There is two parts to this:
- Parsing the link syntax.
- Generating a URL from a page title.
Parsing the link is done by the Parser class, which does all wikitext processing. Links can be more complex that just [[Foo]], e.g. [[Foo#bar|something]], where Foo is the target page, #bar is a section, and "something" is the "surface text" of the resulting link. For generating a URL, you need the target page and section. To generate a link (in HTML), you also need the surface text (if not given, it's the same as the target page + section). There is currently no easy way to just parse a link, without full wikitext processing.

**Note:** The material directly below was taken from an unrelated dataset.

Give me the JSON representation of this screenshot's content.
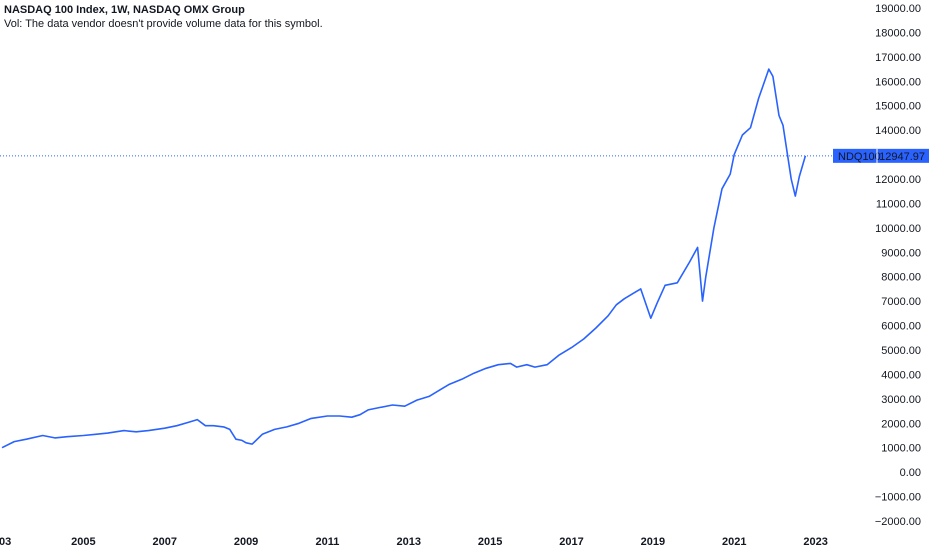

If you already have the target page title (and maybe a section id), you have two choices of getting a URL for it: the old school (monolithic) way, or the new style (service based) way.
The new style method is:
- Use MediaWikiTitleCodec::parseTitle to generate a TitleValue object from the string(s) you have.
- Use MediaWikiPageLinkRenderer::getPageURL to get the page URL for a given TitleValue object.
The old school method is:
- Use Title::newFromText() to creae a Title object from the string(s) you have.
- Use Title::getFullURL() to get the page URL.
The old style is easier, because it doesn't require you to create service objects. It relies on global state and has all dependencies hardcoded. The new style uses simple dependency injection, which allows all parts to be swapped out individually and be tested independently - but it requires a little more code.